The biological pathways investigated in this study have been previously implicated in breast cancer development; however, their genetic interactions, detected through variant alleles (SNPs), have not been previously described. These data and the statistical approaches applied to them have the potential to assist in the identification of complex biological relationships among cancer processes during the development of breast cancer. When moving into the era of "genetic dissection of complex traits [80]", we will need to abandon the concept of single genetic determinants to favor the idea of a "web of causation [81]" involving multiple and complex pathways, which in turn could implicate many genes and environmental factors. This study provides a possible framework for a functional SNP-SNP interaction-based model for breast cancer risk.

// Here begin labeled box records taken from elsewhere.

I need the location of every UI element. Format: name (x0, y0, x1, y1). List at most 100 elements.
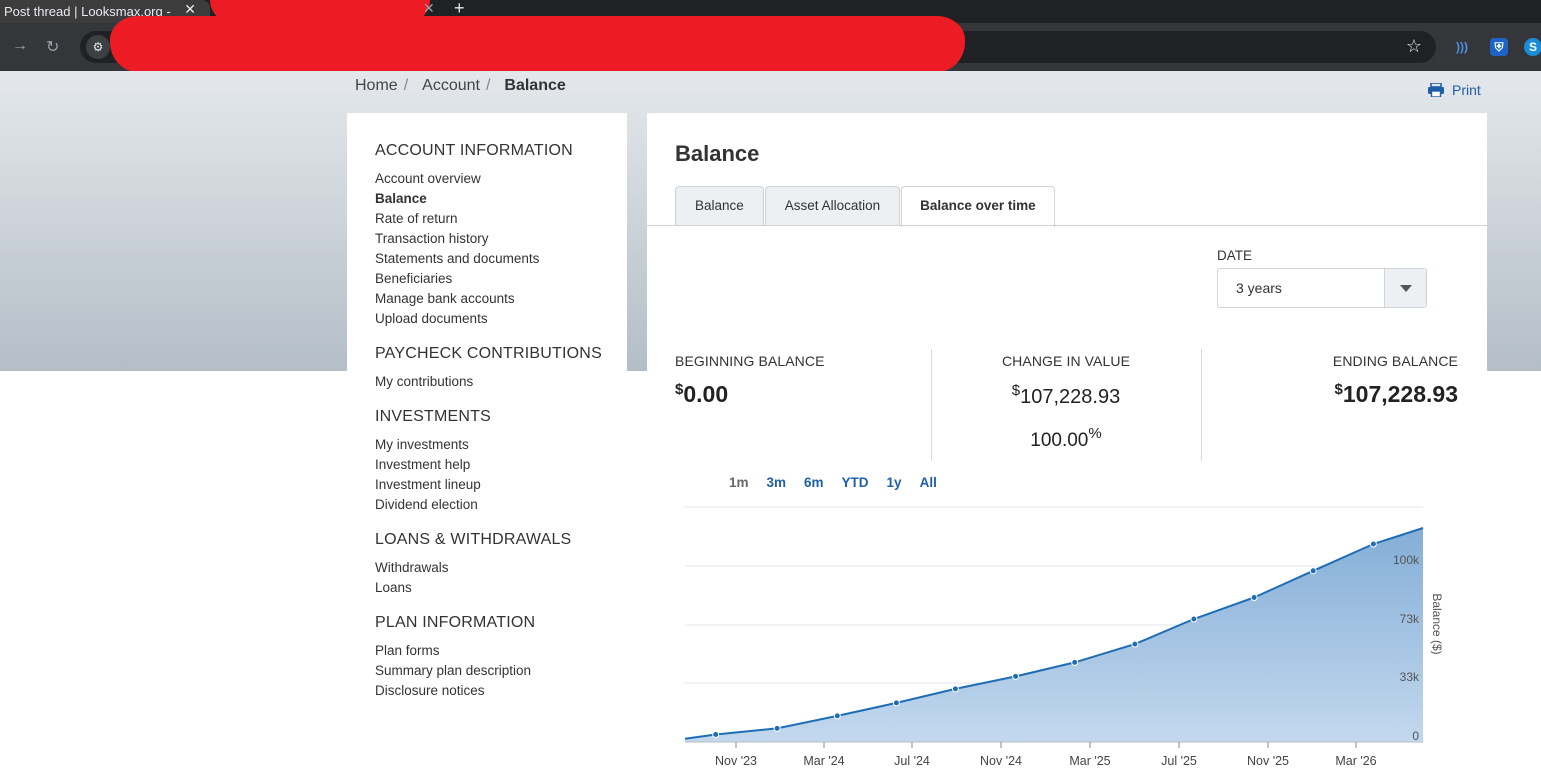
sidebar: ACCOUNT INFORMATION Account overview Balan… (347, 113, 627, 769)
breadcrumb-separator: / (403, 77, 409, 94)
data-point (1071, 658, 1079, 666)
main-panel: Balance Balance Asset Allocation Balance o… (647, 113, 1487, 769)
forward-icon[interactable]: → (12, 37, 28, 55)
range-button[interactable]: YTD (842, 475, 869, 490)
printer-icon (1428, 83, 1444, 97)
data-point (1131, 640, 1139, 648)
range-button[interactable]: 3m (767, 475, 787, 490)
x-tick-label: Nov '25 (1247, 754, 1289, 768)
balance-chart: 0 33k 73k 100k Balance ($) Nov '23 Mar '24 Jul … (684, 506, 1444, 768)
change-in-value-percent: 100.00% (1030, 425, 1102, 451)
sidebar-item[interactable]: Withdrawals (375, 558, 627, 578)
sidebar-item[interactable]: Loans (375, 578, 627, 598)
reload-icon[interactable]: ↻ (46, 37, 59, 57)
beginning-balance: BEGINNING BALANCE (675, 353, 825, 369)
x-tick-label: Nov '23 (715, 754, 757, 768)
range-button[interactable]: 1m (729, 475, 749, 490)
breadcrumb-account[interactable]: Account (422, 77, 480, 95)
sidebar-item[interactable]: Beneficiaries (375, 269, 627, 289)
sidebar-item[interactable]: Plan forms (375, 641, 627, 661)
tab[interactable]: Balance (675, 186, 764, 226)
sidebar-section: PLAN INFORMATION Plan forms Summary plan d… (375, 614, 627, 701)
data-point (1250, 594, 1258, 601)
range-selector: 1m 3m 6m YTD 1y All (729, 475, 955, 490)
range-button[interactable]: 1y (887, 475, 902, 490)
x-tick-label: Nov '24 (980, 754, 1022, 768)
ending-balance: ENDING BALANCE (1201, 353, 1458, 369)
data-point (1190, 615, 1198, 623)
sidebar-heading: INVESTMENTS (375, 408, 491, 425)
ending-balance-label: ENDING BALANCE (1332, 353, 1458, 369)
print-label: Print (1452, 82, 1481, 98)
x-tick-label: Mar '24 (803, 754, 844, 768)
x-tick-label: Jul '25 (1161, 754, 1197, 768)
y-tick-label: 73k (1400, 612, 1420, 626)
sidebar-item[interactable]: Statements and documents (375, 249, 627, 269)
extension-icon[interactable]: ))) (1453, 38, 1471, 56)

Our focus in this study has been to uncover SNP-SNP interactions, which additively or synergistically contribute to breast cancer risk. From our small pool of SNPs, we have shown significant statistical interactions suggesting biological cross talk among genes/SNPs from DNA repair, cell cycle, immune system and carcinogen metabolism pathways. Our immediate task is to apply this strategy to a larger sample, with the aim of replicating our findings and investigating more complex interactions (involving three or more SNPs). This line of research has the potential to identify important cross talk between members of the cancer pathways in the disease state. This study not only provides insight into the analysis of the multi-genic nature of breast cancer, but also provides important information regarding how cell function relates to breast cancer development. We believe that these and other interactions in breast cancer will one day be identified and used in clinics to identify individuals at increased risk of breast cancer and develop preventive strategies.